The Big Night Has Its Moments
There is a moment at the end of 1951’s film noir The Big Night when a bartender closes up the bar, shuts the blinds, and walks off carrying a birthday cake. It is in silence, and the cinematography and atmosphere negate everything viewers see up to that point. It is poignant, speaks volumes, and is the best scene in the film.
Everyone has a few skeletons tucked away here and there, and when director Joseph Losey (1909-1984) would inventory his closet, there was The Big Night (1951). John Drew Barrymore was 19 years old when he was cast to star as George LaMain (using the name John Barrymore Jr.) in this hokey maybe-there-was-a-murder thriller. He looked about 35. Maybe 40 is the new twenty.
A dorky teenager is sitting in a bar one evening, doing his homework (it was his father’s bar), when bad guy Al Judge (Howard St. John) walks in with a couple of thugs, tells the father to get down on his hands and knees, and beats him across his back with a cane. The father (Preston Foster) does as he is told with no argument. No one in the bar steps in to stop the beating.

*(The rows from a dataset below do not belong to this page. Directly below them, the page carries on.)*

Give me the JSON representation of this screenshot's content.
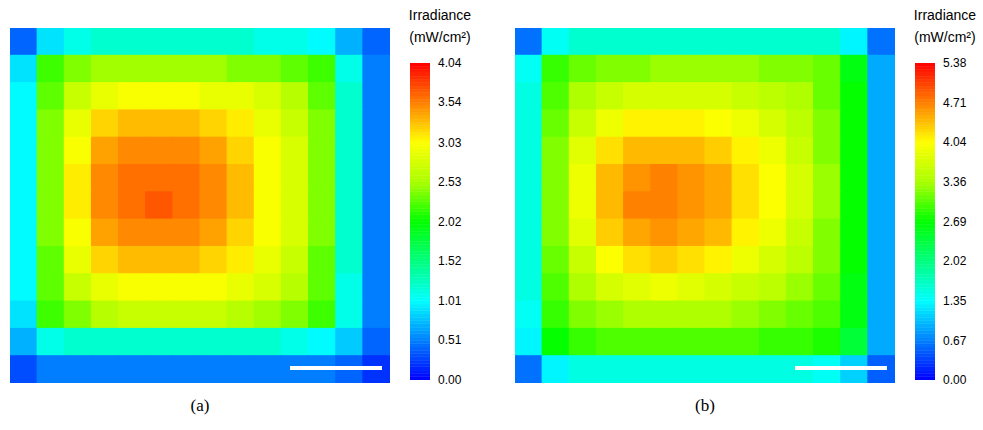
{
  "chart_data": [
    {
      "type": "heatmap",
      "title": "(a)",
      "tick_labels": false,
      "cells": [
        [
          0.4,
          0.9,
          1.1,
          1.2,
          1.2,
          1.2,
          1.2,
          1.2,
          1.2,
          1.1,
          1.1,
          1.0,
          0.7,
          0.4
        ],
        [
          0.9,
          2.2,
          2.4,
          2.5,
          2.5,
          2.5,
          2.5,
          2.5,
          2.4,
          2.4,
          2.3,
          2.2,
          1.1,
          0.5
        ],
        [
          1.0,
          2.3,
          2.7,
          2.9,
          3.0,
          3.0,
          3.0,
          2.9,
          2.9,
          2.8,
          2.6,
          2.3,
          1.2,
          0.5
        ],
        [
          1.0,
          2.4,
          2.9,
          3.2,
          3.3,
          3.3,
          3.3,
          3.2,
          3.1,
          2.9,
          2.7,
          2.4,
          1.2,
          0.5
        ],
        [
          1.0,
          2.4,
          3.0,
          3.4,
          3.5,
          3.5,
          3.5,
          3.4,
          3.2,
          3.0,
          2.8,
          2.4,
          1.2,
          0.5
        ],
        [
          1.0,
          2.4,
          3.1,
          3.5,
          3.6,
          3.6,
          3.6,
          3.5,
          3.3,
          3.0,
          2.8,
          2.4,
          1.2,
          0.5
        ],
        [
          1.0,
          2.4,
          3.1,
          3.5,
          3.6,
          3.7,
          3.6,
          3.5,
          3.3,
          3.0,
          2.8,
          2.4,
          1.2,
          0.5
        ],
        [
          1.0,
          2.4,
          3.0,
          3.4,
          3.5,
          3.5,
          3.5,
          3.4,
          3.2,
          3.0,
          2.8,
          2.4,
          1.2,
          0.5
        ],
        [
          1.0,
          2.3,
          2.9,
          3.2,
          3.3,
          3.3,
          3.3,
          3.2,
          3.1,
          2.9,
          2.7,
          2.3,
          1.2,
          0.5
        ],
        [
          1.0,
          2.3,
          2.7,
          2.9,
          3.0,
          3.0,
          3.0,
          3.0,
          2.9,
          2.8,
          2.6,
          2.3,
          1.1,
          0.5
        ],
        [
          0.9,
          2.2,
          2.4,
          2.6,
          2.7,
          2.7,
          2.7,
          2.7,
          2.6,
          2.5,
          2.4,
          2.2,
          1.1,
          0.5
        ],
        [
          0.7,
          1.1,
          1.2,
          1.2,
          1.2,
          1.2,
          1.2,
          1.2,
          1.2,
          1.2,
          1.1,
          1.0,
          0.8,
          0.4
        ],
        [
          0.3,
          0.5,
          0.5,
          0.5,
          0.5,
          0.5,
          0.5,
          0.5,
          0.5,
          0.5,
          0.5,
          0.5,
          0.4,
          0.2
        ]
      ],
      "colorbar": {
        "label": "Irradiance (mW/cm²)",
        "lim": [
          0,
          4.04
        ],
        "ticks": [
          {
            "value": 0,
            "label": "0.00"
          },
          0.51,
          1.01,
          1.52,
          2.02,
          2.53,
          3.03,
          3.54,
          4.04
        ]
      }
    },
    {
      "type": "heatmap",
      "title": "(b)",
      "tick_labels": false,
      "cells": [
        [
          0.6,
          1.4,
          1.6,
          1.6,
          1.6,
          1.6,
          1.6,
          1.6,
          1.6,
          1.6,
          1.6,
          1.6,
          1.3,
          0.6
        ],
        [
          1.4,
          2.9,
          3.1,
          3.2,
          3.2,
          3.3,
          3.3,
          3.3,
          3.3,
          3.2,
          3.2,
          3.1,
          2.6,
          0.9
        ],
        [
          1.5,
          3.0,
          3.4,
          3.6,
          3.7,
          3.7,
          3.7,
          3.7,
          3.6,
          3.5,
          3.4,
          3.1,
          2.7,
          0.9
        ],
        [
          1.5,
          3.1,
          3.6,
          3.9,
          4.1,
          4.1,
          4.1,
          4.0,
          3.9,
          3.7,
          3.5,
          3.2,
          2.7,
          0.9
        ],
        [
          1.5,
          3.2,
          3.8,
          4.2,
          4.4,
          4.4,
          4.4,
          4.3,
          4.1,
          3.9,
          3.6,
          3.2,
          2.7,
          0.9
        ],
        [
          1.5,
          3.2,
          3.9,
          4.4,
          4.6,
          4.7,
          4.6,
          4.5,
          4.2,
          4.0,
          3.7,
          3.3,
          2.7,
          0.9
        ],
        [
          1.5,
          3.2,
          3.9,
          4.4,
          4.7,
          4.7,
          4.6,
          4.5,
          4.2,
          4.0,
          3.7,
          3.3,
          2.7,
          0.9
        ],
        [
          1.5,
          3.2,
          3.8,
          4.3,
          4.5,
          4.6,
          4.5,
          4.4,
          4.1,
          3.9,
          3.6,
          3.2,
          2.7,
          0.9
        ],
        [
          1.5,
          3.1,
          3.6,
          4.0,
          4.2,
          4.3,
          4.2,
          4.1,
          3.9,
          3.7,
          3.5,
          3.2,
          2.7,
          0.9
        ],
        [
          1.5,
          3.0,
          3.4,
          3.7,
          3.8,
          3.9,
          3.8,
          3.7,
          3.6,
          3.5,
          3.3,
          3.1,
          2.6,
          0.9
        ],
        [
          1.4,
          2.9,
          3.2,
          3.3,
          3.4,
          3.4,
          3.4,
          3.4,
          3.3,
          3.2,
          3.1,
          3.0,
          2.6,
          0.9
        ],
        [
          1.3,
          2.7,
          2.9,
          3.0,
          3.0,
          3.0,
          3.0,
          3.0,
          3.0,
          2.9,
          2.9,
          2.8,
          2.4,
          0.9
        ],
        [
          0.6,
          1.3,
          1.5,
          1.5,
          1.5,
          1.5,
          1.5,
          1.5,
          1.5,
          1.5,
          1.5,
          1.4,
          1.1,
          0.5
        ]
      ],
      "colorbar": {
        "label": "Irradiance (mW/cm²)",
        "lim": [
          0,
          5.38
        ],
        "ticks": [
          {
            "value": 0,
            "label": "0.00"
          },
          0.67,
          1.35,
          2.02,
          2.69,
          3.36,
          4.04,
          4.71,
          5.38
        ]
      }
    }
  ]
}
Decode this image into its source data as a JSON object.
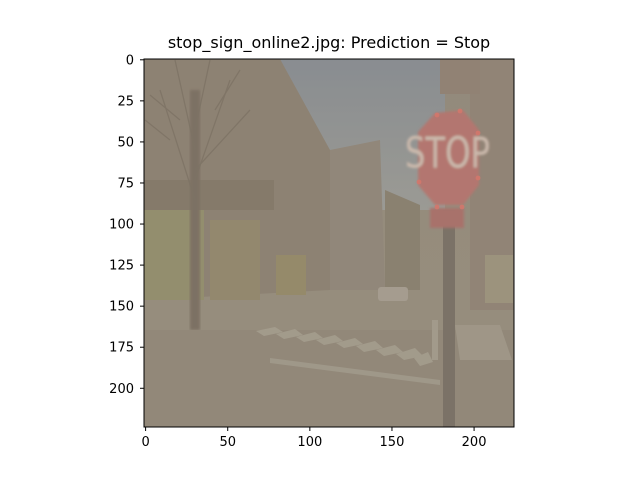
{
  "figure": {
    "title": "stop_sign_online2.jpg: Prediction = Stop"
  },
  "axes": {
    "xlim": [
      0,
      224
    ],
    "ylim": [
      224,
      0
    ],
    "xticks": [
      0,
      50,
      100,
      150,
      200
    ],
    "yticks": [
      0,
      25,
      50,
      75,
      100,
      125,
      150,
      175,
      200
    ]
  },
  "image": {
    "description_icon": "street-scene-image",
    "sign_text": "STOP",
    "colors": {
      "sky": "#8d949a",
      "street": "#8a8174",
      "sign": "#b85a5a",
      "overlay": "#a89a88"
    }
  }
}
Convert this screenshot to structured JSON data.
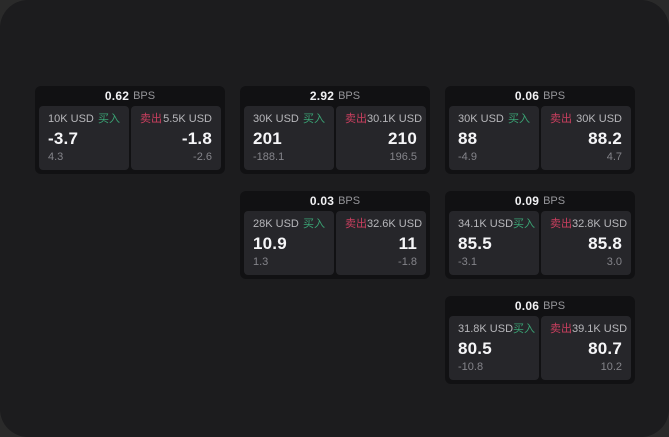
{
  "labels": {
    "bps_unit": "BPS",
    "buy": "买入",
    "sell": "卖出"
  },
  "colors": {
    "window_bg": "#1c1c1e",
    "card_bg": "#111113",
    "panel_bg": "#26262a",
    "buy_green": "#3aa374",
    "sell_red": "#ca3f5f",
    "price_white": "#f6f6f8",
    "muted_gray": "#84848a"
  },
  "cards": [
    {
      "bps_value": "0.62",
      "buy": {
        "size": "10K USD",
        "price": "-3.7",
        "sub": "4.3"
      },
      "sell": {
        "size": "5.5K USD",
        "price": "-1.8",
        "sub": "-2.6"
      }
    },
    {
      "bps_value": "2.92",
      "buy": {
        "size": "30K USD",
        "price": "201",
        "sub": "-188.1"
      },
      "sell": {
        "size": "30.1K USD",
        "price": "210",
        "sub": "196.5"
      }
    },
    {
      "bps_value": "0.06",
      "buy": {
        "size": "30K USD",
        "price": "88",
        "sub": "-4.9"
      },
      "sell": {
        "size": "30K USD",
        "price": "88.2",
        "sub": "4.7"
      }
    },
    {
      "bps_value": "0.03",
      "buy": {
        "size": "28K USD",
        "price": "10.9",
        "sub": "1.3"
      },
      "sell": {
        "size": "32.6K USD",
        "price": "11",
        "sub": "-1.8"
      }
    },
    {
      "bps_value": "0.09",
      "buy": {
        "size": "34.1K USD",
        "price": "85.5",
        "sub": "-3.1"
      },
      "sell": {
        "size": "32.8K USD",
        "price": "85.8",
        "sub": "3.0"
      }
    },
    {
      "bps_value": "0.06",
      "buy": {
        "size": "31.8K USD",
        "price": "80.5",
        "sub": "-10.8"
      },
      "sell": {
        "size": "39.1K USD",
        "price": "80.7",
        "sub": "10.2"
      }
    }
  ]
}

Dad’s employee/housemate (the bartender) puts him to bed, and the kid finds a gun and decides to avenge his father—after going to the fights, where they were supposed to be going together. Outside the arena he sells his ticket, and then is conned out of the money, but he ends up inside anyway. The man, Dr. Cooper (Philip Bourneuf), who bought the tickets from him is a weird doctor of something—not medicine—and obviously loves his drink. He’s the guy your parents warned you about—he doesn’t do anything besides get drunk and cheat on his wife, but he’s trouble “with a capital T.”